Scanning a large range with Locality API hangs

Hello!

I need to scan a huge keyrange in fdb. Because such volume of data can not be processed within a 5-seconds limit, I divide the source keyrange to smaller pieces with LocalityUtil.getBoundaryKeys and then I process the pieces. The database is not changed during the scan so I do not warry about consistency.

When I make some code like this (in java)

final CloseableAsyncIterator<byte[]> boundaryKeysIter = LocalityUtil.getBoundaryKeys(db, keyFrom, keyTo);
byte[] laskKey = keyFrom;

while (boundaryKeys.hasNext()) {
  final byte[] nextKey = boundaryKeys.next();
  // do something long with the range lastKey .. nextKey
  lastKey = nextKey;
}
// do something long with the range lastKey .. keyTo

The problem is boundaryKeysIter.hasNext() hangs after about 1500 iterations.

If I modify my loop to iterate over AsyncUtil.collectRemaining(boundaryKeysIter).get() intead of direct iterationg of boundaryKeysIter then my loop works without hang, but this solution will not work when the boundaryKeys collection does not fit to memory.

Seems boundaryKeysIter hangs aftersome period of time. When I do something long during iteration then some transactional timeout occur. But I’d prefer to receive an exception for reinitialising boundaryKeysIter from lastKey and not hang.

What is the right way of iterating through large range keys?
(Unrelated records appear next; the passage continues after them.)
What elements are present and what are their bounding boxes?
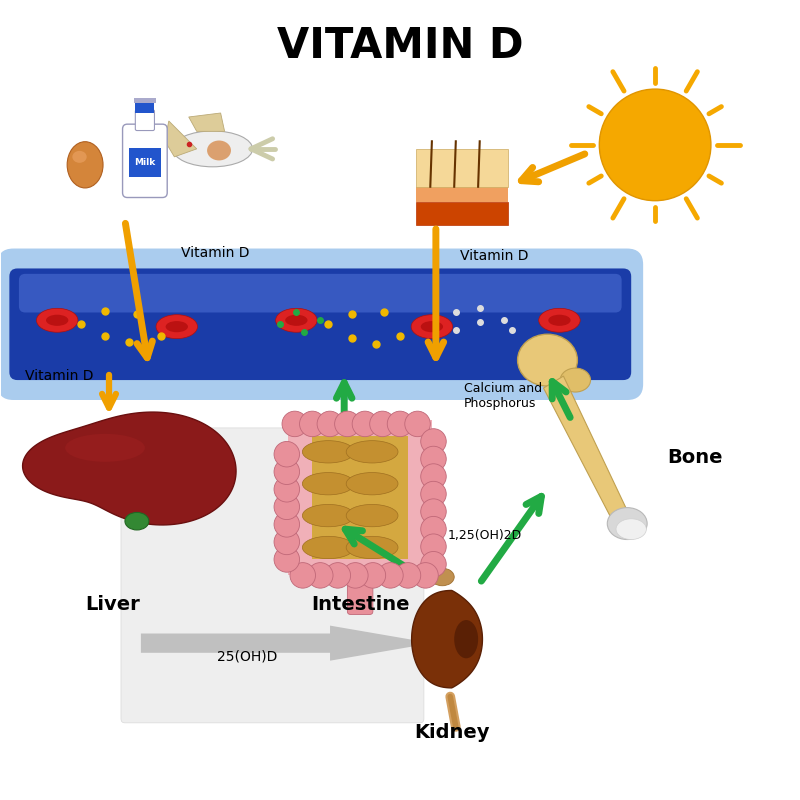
Bar	[135, 101, 154, 113]
Ellipse shape	[346, 536, 398, 558]
Text: 1,25(OH)2D: 1,25(OH)2D	[448, 529, 522, 542]
Circle shape	[317, 411, 342, 437]
FancyBboxPatch shape	[347, 568, 373, 614]
Text: Vitamin D: Vitamin D	[181, 246, 250, 259]
Circle shape	[378, 562, 403, 588]
Ellipse shape	[173, 131, 253, 167]
Circle shape	[274, 494, 299, 519]
Circle shape	[413, 562, 438, 588]
Ellipse shape	[65, 434, 145, 462]
Ellipse shape	[607, 508, 647, 539]
Circle shape	[282, 411, 307, 437]
Circle shape	[274, 477, 299, 502]
Circle shape	[370, 411, 395, 437]
Ellipse shape	[302, 536, 354, 558]
Text: VITAMIN D: VITAMIN D	[277, 26, 523, 67]
Circle shape	[421, 516, 446, 542]
Ellipse shape	[46, 314, 68, 326]
Polygon shape	[543, 376, 630, 526]
Ellipse shape	[430, 568, 454, 586]
Ellipse shape	[125, 513, 149, 530]
Text: Liver: Liver	[86, 595, 140, 614]
Text: Calcium and
Phosphorus: Calcium and Phosphorus	[464, 382, 542, 410]
Circle shape	[352, 411, 378, 437]
FancyBboxPatch shape	[19, 274, 622, 313]
Ellipse shape	[548, 314, 570, 326]
Circle shape	[395, 562, 421, 588]
FancyBboxPatch shape	[122, 124, 167, 198]
Polygon shape	[189, 113, 225, 131]
Bar	[129, 148, 161, 177]
Text: Vitamin D: Vitamin D	[460, 250, 528, 263]
Ellipse shape	[346, 505, 398, 526]
Ellipse shape	[346, 473, 398, 495]
Circle shape	[405, 411, 430, 437]
Circle shape	[360, 562, 386, 588]
Ellipse shape	[156, 314, 198, 338]
Text: Kidney: Kidney	[414, 723, 490, 742]
Text: Bone: Bone	[667, 448, 722, 467]
Bar	[416, 149, 508, 186]
Ellipse shape	[37, 308, 78, 332]
Circle shape	[421, 446, 446, 472]
Circle shape	[274, 546, 299, 572]
Ellipse shape	[538, 308, 580, 332]
FancyBboxPatch shape	[0, 249, 643, 400]
Ellipse shape	[616, 518, 646, 539]
Text: Intestine: Intestine	[311, 595, 410, 614]
Circle shape	[599, 89, 711, 201]
Circle shape	[290, 562, 315, 588]
Circle shape	[274, 459, 299, 485]
Ellipse shape	[72, 151, 86, 163]
Polygon shape	[22, 412, 236, 525]
Circle shape	[274, 529, 299, 554]
Bar	[312, 436, 408, 559]
Circle shape	[307, 562, 333, 588]
Circle shape	[334, 411, 360, 437]
Polygon shape	[141, 626, 432, 661]
Circle shape	[421, 429, 446, 454]
Ellipse shape	[207, 141, 231, 161]
Ellipse shape	[411, 314, 453, 338]
Text: 25(OH)D: 25(OH)D	[217, 650, 277, 664]
Circle shape	[421, 499, 446, 524]
Circle shape	[274, 512, 299, 537]
Text: Vitamin D: Vitamin D	[26, 369, 94, 383]
Circle shape	[325, 562, 350, 588]
Circle shape	[421, 482, 446, 507]
Bar	[416, 186, 508, 202]
FancyBboxPatch shape	[121, 428, 424, 723]
Ellipse shape	[560, 368, 590, 392]
Polygon shape	[165, 121, 197, 157]
Ellipse shape	[302, 505, 354, 526]
Bar	[288, 420, 432, 575]
Text: Milk: Milk	[134, 158, 155, 167]
Circle shape	[342, 562, 368, 588]
Ellipse shape	[518, 334, 578, 386]
Circle shape	[421, 551, 446, 577]
Circle shape	[274, 442, 299, 467]
Circle shape	[387, 411, 413, 437]
Bar	[416, 202, 508, 225]
Ellipse shape	[302, 441, 354, 463]
Bar	[134, 98, 156, 102]
Ellipse shape	[454, 620, 478, 658]
Ellipse shape	[166, 321, 188, 332]
Polygon shape	[412, 590, 482, 688]
Ellipse shape	[346, 441, 398, 463]
Circle shape	[421, 534, 446, 559]
Ellipse shape	[285, 314, 307, 326]
Ellipse shape	[421, 321, 443, 332]
FancyBboxPatch shape	[10, 269, 631, 380]
Ellipse shape	[302, 473, 354, 495]
FancyBboxPatch shape	[135, 110, 154, 130]
Ellipse shape	[276, 308, 317, 332]
Ellipse shape	[67, 142, 103, 188]
Circle shape	[421, 464, 446, 490]
Circle shape	[299, 411, 325, 437]
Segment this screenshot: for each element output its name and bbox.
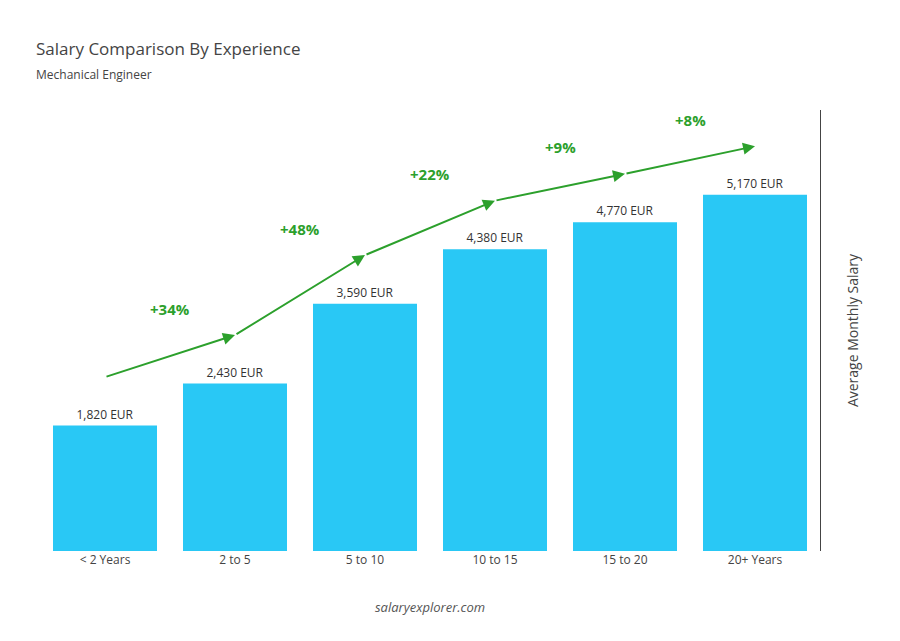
svg-text:Average Monthly Salary: Average Monthly Salary — [843, 253, 862, 407]
svg-text:15 to 20: 15 to 20 — [602, 551, 647, 568]
svg-text:Mechanical Engineer: Mechanical Engineer — [36, 66, 152, 83]
svg-text:1,820 EUR: 1,820 EUR — [76, 406, 133, 423]
svg-text:2,430 EUR: 2,430 EUR — [206, 364, 263, 381]
svg-text:Salary Comparison By Experienc: Salary Comparison By Experience — [36, 37, 300, 60]
svg-text:+22%: +22% — [410, 164, 450, 184]
svg-text:20+ Years: 20+ Years — [728, 551, 783, 568]
svg-text:+34%: +34% — [150, 299, 190, 319]
svg-text:4,770 EUR: 4,770 EUR — [596, 202, 653, 219]
svg-text:salaryexplorer.com: salaryexplorer.com — [375, 598, 485, 616]
svg-text:+9%: +9% — [545, 137, 576, 157]
svg-text:2 to 5: 2 to 5 — [219, 551, 251, 568]
svg-text:5 to 10: 5 to 10 — [346, 551, 384, 568]
svg-text:< 2 Years: < 2 Years — [80, 551, 131, 568]
svg-text:+48%: +48% — [280, 219, 320, 239]
svg-text:5,170 EUR: 5,170 EUR — [726, 175, 783, 192]
svg-text:3,590 EUR: 3,590 EUR — [336, 284, 393, 301]
svg-text:+8%: +8% — [675, 110, 706, 130]
svg-text:4,380 EUR: 4,380 EUR — [466, 229, 523, 246]
svg-text:10 to 15: 10 to 15 — [472, 551, 517, 568]
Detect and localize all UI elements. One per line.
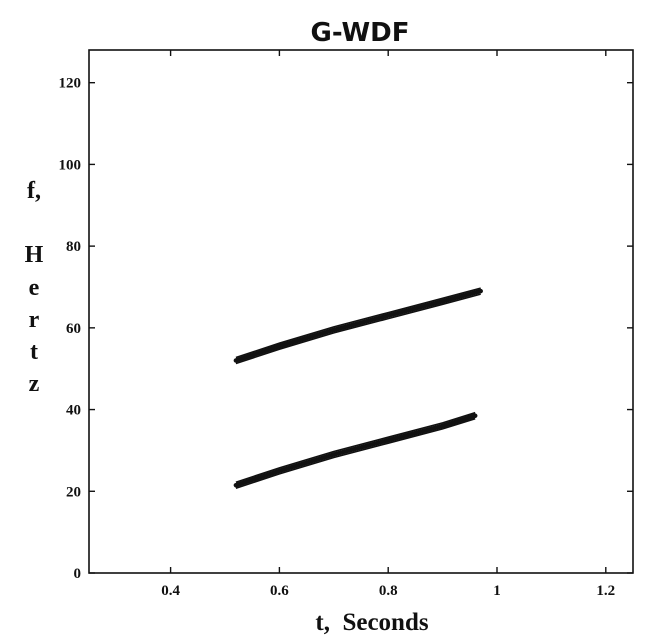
contour-edge-lower xyxy=(235,293,481,365)
x-axis-ticks: 0.4 0.6 0.8 1 1.2 xyxy=(161,50,615,599)
series-line xyxy=(233,288,483,363)
y-tick-label: 60 xyxy=(66,321,81,337)
series-1 xyxy=(233,287,483,365)
x-tick-label: 1 xyxy=(493,583,501,599)
y-axis-label-char: f, xyxy=(27,178,41,204)
x-tick-label: 0.6 xyxy=(270,583,289,599)
series-line xyxy=(233,413,478,488)
plot-frame xyxy=(88,49,634,574)
y-axis-label-char: e xyxy=(29,275,40,301)
y-tick-label: 100 xyxy=(59,157,82,173)
chart-title: G-WDF xyxy=(311,18,410,48)
contour-edge-upper xyxy=(235,287,481,359)
y-axis-ticks: 0 20 40 60 80 100 120 xyxy=(59,76,633,582)
y-axis-label-char: t xyxy=(30,339,38,365)
y-axis-label-char: z xyxy=(29,371,40,397)
x-axis-label: t, Seconds xyxy=(315,609,428,636)
y-tick-label: 80 xyxy=(66,239,81,255)
y-tick-label: 40 xyxy=(66,403,81,419)
series-2 xyxy=(233,411,478,489)
series-group xyxy=(233,287,483,489)
contour-edge-upper xyxy=(235,411,476,483)
x-tick-label: 1.2 xyxy=(596,583,615,599)
y-axis-label-char: r xyxy=(29,307,40,333)
x-tick-label: 0.4 xyxy=(161,583,180,599)
x-tick-label: 0.8 xyxy=(379,583,398,599)
y-axis-label-char: H xyxy=(25,242,44,268)
contour-edge-lower xyxy=(235,417,476,489)
y-tick-label: 0 xyxy=(74,566,82,582)
y-tick-label: 120 xyxy=(59,76,82,92)
y-tick-label: 20 xyxy=(66,484,81,500)
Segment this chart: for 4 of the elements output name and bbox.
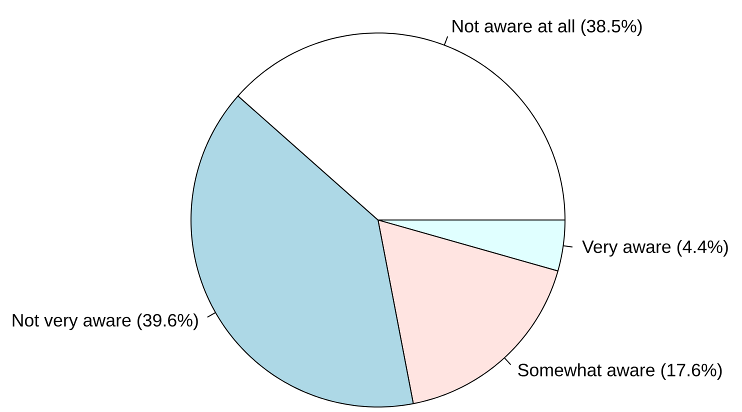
slice-label: Not aware at all (38.5%) xyxy=(452,19,642,36)
slice-label: Very aware (4.4%) xyxy=(582,240,728,257)
slice-label: Not very aware (39.6%) xyxy=(12,314,198,330)
slice-label: Somewhat aware (17.6%) xyxy=(518,363,722,380)
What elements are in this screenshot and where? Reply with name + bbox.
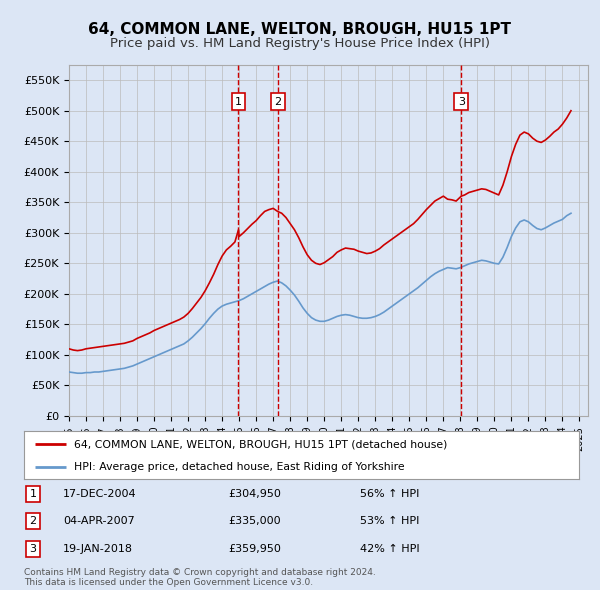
Text: Price paid vs. HM Land Registry's House Price Index (HPI): Price paid vs. HM Land Registry's House … xyxy=(110,37,490,50)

I’m not sure about boundaryKeysIter behavior, but scanning large amount of data is quite common pattern. You will find lot of discussions around it in the forum. For example see this for one of the approaches:

Thank you for the fast answer.

I read the topic Large Range Scans - avoid 5s limit
and I saw this snipped. Its problem is processing of each key sequencionally.

I’d like to iterate subranges (not individual keys) sequencially and to start processing of each subrange in parallel with limitation of the number of ranges are processed simultaneously. So sometimes I have to wait until some ranges finished so it takes some time and makes getBoundaryKeys.hasNext hangs.